The forms of company involvement in the university didactics are naturally differentiated and graduated as follows: on the first level, the firm does not propose to take a certain number of the university course graduates, it does not interfere excessively in the course design, but, instead, it worries to insert some of its managerial staff among the teachers and to make the student know the firm ( stage, visits, scholarships ); on a second level , the training course is established on the basis of a consolidated collaborative experience between university departments and firms for the scientific research; the managerial staff’s training , so, occurs , already in relations’ fertile humus ; on a third level The firm “ orders”the university a training course; such procedure is preferred for the training and the professional refresher course of managerial staff already appointed and involved in productive reorganization and restructuring operations.
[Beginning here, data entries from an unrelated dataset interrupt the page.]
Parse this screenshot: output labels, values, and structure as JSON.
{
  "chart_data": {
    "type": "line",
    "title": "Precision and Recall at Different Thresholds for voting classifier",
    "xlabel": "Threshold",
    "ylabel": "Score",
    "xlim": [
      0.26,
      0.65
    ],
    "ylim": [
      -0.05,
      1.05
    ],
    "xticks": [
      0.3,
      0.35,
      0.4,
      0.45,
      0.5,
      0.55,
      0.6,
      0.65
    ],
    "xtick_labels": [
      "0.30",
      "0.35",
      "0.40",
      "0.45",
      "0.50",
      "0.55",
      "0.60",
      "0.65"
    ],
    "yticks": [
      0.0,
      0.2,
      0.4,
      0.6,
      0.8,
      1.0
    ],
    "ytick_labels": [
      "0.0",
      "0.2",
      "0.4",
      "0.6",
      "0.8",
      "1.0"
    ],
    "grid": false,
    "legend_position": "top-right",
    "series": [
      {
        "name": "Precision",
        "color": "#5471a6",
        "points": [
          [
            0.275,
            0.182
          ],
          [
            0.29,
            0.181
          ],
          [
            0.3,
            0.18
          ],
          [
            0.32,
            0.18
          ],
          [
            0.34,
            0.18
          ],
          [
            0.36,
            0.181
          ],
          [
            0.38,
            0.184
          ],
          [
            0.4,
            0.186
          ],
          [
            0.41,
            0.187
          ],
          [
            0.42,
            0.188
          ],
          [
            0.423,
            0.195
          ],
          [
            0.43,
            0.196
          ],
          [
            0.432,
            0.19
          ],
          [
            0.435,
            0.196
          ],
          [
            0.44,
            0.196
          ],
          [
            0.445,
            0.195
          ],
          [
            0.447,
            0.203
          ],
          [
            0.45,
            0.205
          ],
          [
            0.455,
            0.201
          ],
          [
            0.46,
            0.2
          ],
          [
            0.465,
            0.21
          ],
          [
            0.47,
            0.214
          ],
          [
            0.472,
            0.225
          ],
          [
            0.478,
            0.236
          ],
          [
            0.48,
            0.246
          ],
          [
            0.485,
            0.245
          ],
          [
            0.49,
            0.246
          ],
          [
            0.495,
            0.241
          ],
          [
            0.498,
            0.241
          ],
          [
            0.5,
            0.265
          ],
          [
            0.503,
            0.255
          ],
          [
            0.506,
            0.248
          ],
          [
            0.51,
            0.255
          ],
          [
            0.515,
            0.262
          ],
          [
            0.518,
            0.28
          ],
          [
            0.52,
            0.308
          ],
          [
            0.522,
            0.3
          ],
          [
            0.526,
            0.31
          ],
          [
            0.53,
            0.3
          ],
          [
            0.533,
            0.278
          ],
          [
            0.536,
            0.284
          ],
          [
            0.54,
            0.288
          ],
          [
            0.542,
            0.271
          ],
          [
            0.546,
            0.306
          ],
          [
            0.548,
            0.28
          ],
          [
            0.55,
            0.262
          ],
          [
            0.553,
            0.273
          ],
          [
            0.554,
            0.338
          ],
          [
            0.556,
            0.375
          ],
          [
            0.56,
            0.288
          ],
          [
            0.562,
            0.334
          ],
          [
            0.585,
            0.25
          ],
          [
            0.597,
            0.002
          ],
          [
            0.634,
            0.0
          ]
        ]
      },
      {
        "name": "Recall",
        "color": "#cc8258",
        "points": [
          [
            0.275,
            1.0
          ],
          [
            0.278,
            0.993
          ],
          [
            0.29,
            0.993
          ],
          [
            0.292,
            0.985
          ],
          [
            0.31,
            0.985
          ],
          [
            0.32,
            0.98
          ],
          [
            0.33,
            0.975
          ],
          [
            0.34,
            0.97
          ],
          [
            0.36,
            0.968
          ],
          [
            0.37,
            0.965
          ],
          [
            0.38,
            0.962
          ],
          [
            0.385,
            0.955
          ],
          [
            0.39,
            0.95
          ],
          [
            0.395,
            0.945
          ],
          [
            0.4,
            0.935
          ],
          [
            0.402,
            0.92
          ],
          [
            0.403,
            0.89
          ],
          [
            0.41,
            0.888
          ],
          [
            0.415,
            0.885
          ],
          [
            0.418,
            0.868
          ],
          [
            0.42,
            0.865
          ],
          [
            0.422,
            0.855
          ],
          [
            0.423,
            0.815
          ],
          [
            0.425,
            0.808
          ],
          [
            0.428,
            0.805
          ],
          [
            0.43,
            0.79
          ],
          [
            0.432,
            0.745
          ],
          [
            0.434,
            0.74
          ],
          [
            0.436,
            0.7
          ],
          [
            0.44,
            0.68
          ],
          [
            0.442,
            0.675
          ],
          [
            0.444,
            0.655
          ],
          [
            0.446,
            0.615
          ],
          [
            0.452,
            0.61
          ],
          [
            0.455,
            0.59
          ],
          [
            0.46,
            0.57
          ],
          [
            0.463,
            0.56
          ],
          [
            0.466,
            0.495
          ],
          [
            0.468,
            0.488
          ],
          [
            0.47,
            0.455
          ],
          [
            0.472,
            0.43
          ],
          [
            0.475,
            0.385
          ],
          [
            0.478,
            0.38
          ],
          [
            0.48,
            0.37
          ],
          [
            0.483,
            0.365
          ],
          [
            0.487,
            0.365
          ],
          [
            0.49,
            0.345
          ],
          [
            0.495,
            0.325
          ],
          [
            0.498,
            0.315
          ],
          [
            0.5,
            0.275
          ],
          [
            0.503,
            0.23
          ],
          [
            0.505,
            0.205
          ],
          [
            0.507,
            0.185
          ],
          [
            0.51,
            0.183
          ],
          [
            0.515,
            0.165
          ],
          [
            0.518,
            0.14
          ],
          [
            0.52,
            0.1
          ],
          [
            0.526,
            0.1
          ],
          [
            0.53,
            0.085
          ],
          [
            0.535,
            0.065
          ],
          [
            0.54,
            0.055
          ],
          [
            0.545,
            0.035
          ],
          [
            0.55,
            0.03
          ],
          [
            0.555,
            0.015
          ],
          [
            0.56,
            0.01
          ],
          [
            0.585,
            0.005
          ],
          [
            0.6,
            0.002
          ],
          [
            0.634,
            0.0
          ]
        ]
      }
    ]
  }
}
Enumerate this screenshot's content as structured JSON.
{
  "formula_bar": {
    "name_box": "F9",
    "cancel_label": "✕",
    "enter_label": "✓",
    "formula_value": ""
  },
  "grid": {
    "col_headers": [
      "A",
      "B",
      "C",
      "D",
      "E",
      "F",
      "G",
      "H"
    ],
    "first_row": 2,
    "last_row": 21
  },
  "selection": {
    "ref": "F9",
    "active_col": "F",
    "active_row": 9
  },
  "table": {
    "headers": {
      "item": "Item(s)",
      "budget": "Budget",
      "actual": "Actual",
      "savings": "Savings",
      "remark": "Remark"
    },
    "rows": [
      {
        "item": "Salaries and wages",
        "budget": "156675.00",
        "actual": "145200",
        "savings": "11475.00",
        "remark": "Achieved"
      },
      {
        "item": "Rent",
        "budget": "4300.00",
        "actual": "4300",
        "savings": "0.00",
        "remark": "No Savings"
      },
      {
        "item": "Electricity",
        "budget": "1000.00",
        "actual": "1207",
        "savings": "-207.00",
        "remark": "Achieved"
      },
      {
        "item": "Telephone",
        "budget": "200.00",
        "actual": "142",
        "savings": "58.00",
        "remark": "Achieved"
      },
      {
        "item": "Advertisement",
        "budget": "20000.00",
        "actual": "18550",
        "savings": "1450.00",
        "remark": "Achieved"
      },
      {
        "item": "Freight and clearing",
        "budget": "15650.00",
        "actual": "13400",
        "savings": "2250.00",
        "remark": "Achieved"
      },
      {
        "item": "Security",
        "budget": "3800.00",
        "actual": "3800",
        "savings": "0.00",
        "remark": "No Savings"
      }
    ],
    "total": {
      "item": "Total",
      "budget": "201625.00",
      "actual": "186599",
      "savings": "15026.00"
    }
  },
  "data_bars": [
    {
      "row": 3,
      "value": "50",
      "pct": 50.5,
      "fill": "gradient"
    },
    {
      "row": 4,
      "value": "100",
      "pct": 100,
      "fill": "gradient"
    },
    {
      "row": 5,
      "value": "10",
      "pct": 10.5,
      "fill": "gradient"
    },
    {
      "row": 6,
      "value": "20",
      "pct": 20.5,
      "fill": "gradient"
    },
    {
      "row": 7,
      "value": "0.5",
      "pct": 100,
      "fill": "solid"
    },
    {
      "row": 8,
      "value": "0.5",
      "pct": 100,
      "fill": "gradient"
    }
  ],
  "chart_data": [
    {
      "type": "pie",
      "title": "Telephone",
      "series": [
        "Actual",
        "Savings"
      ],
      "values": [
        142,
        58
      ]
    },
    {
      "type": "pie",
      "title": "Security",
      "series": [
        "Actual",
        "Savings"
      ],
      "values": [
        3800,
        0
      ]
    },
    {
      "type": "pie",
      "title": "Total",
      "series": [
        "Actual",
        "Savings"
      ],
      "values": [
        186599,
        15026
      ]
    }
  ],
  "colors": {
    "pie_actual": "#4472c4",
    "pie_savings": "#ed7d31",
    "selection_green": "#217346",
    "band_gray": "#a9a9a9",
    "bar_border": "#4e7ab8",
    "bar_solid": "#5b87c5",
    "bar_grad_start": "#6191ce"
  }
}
Moreover there is an institutional collaboration that has usually, as protagonists, the universities and the employers’associations. The convention – managerial staff between industrial associations and universities, the pool and the associated societies, the scientific and technological parks, the initiatives of technological transfer and diffusion of the applied scientific research results, the collaboration for the national research programs, the connected initiatives between universities and firms for the creation of new university courses.